Zinc deficiency – Zinc is necessary in maintaining intestinal wall integrity. Supplementing
with zinc could contribute significantly to healing a leaky gut in about eight weeks (Sturniolo
2001). Zinc is also instrumental in a maintaining a healthy immune system (Prasad 2002).
The synthesis of serotonin involves zinc. Since serotonin is also necessary for melatonin
synthesis, a zinc deficiency may result in low levels of both of these compounds, causing
problems with the sleep cycle, calming, and hyperness.
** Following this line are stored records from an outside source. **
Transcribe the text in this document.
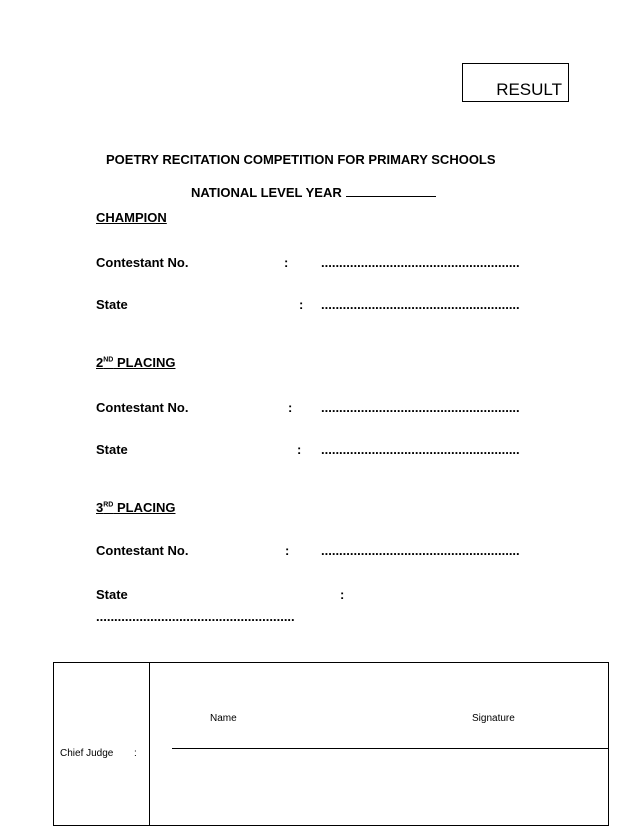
RESULT
POETRY RECITATION COMPETITION FOR PRIMARY SCHOOLS
NATIONAL LEVEL YEAR
CHAMPION
Contestant No.	:	.......................................................
State	: .......................................................
2ND PLACING
Contestant No.	: .......................................................
State	: .......................................................
3RD PLACING
Contestant No.	: .......................................................
State	:
.......................................................
Name	Signature
Chief Judge :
http://j.b5z.net/i/u/2049569/f/conditio ... ndrome.pdf
Zinc supplementation tightens Leaky Gut in Crohn's disease
http://www3.interscience.wiley.com/jour ... 1&SRETRY=0
Zinc Deficiency Induces Membrane Barrier Damage and Increases Neutrophil Transmigration in Caco-2 Cells1,2
Alberto Finamore3, Mara Massimi4, Laura Conti Devirgiliis4 and Elena Mengheri3,*
3 Istituto Nazionale di Ricerca per gli Alimenti e la Nutrizione, 00178 Rome, Italy and 4 Dipartimento Biologia di Base ed Applicata, Università de L'Aquila, 67100 Italy
Zinc may contribute to the host defense by maintaining the membrane barrier. In this study, we questioned whether zinc deficiency affects the membrane function and junctional structure of intestinal epithelial cells, causing increased neutrophil migration. We used the Caco-2 cell line grown in control (C), zinc-deficient, or zinc-replete medium until differentiation. Zinc deprivation induced a decrease of transepithelial electrical resistance and alterations to tight and adherens junctions, with delocalization of zonula occludens (ZO-1), occludin, β-catenin, and E-cadherin. Disorganization of F-actin and β-tubulin was also found in zinc deficiency. These changes were associated with a loss of the amounts of ZO-1, occluding, and β-tubulin. In addition, zinc deficiency caused a dephosphorylation of occludin and hyperphosphorylation of β-catenin and ZO-1. Disruption of membrane barrier integrity led to increased migration of neutrophils. In addition, zinc deficiency induced an increase in the secretion of interleukin-8, epithelial neutrophil activating peptide-78, and growth-regulated oncogene-, alterations that were not found when culture medium was replete with zinc. These results provide new information on the critical role played by dietary zinc in the maintenance of membrane barrier integrity and in controlling inflammatory cell infiltration. http://jn.nutrition.org/cgi/content/abstract/138/9/1664
My daughter tested postitive for pyroluria, which causes B6 and zinc deficiency. Many with pyroluria have food sensitivity... so... this relationship between zinc and intestinal barrier function caught my attention. Along with zonulin info, of course.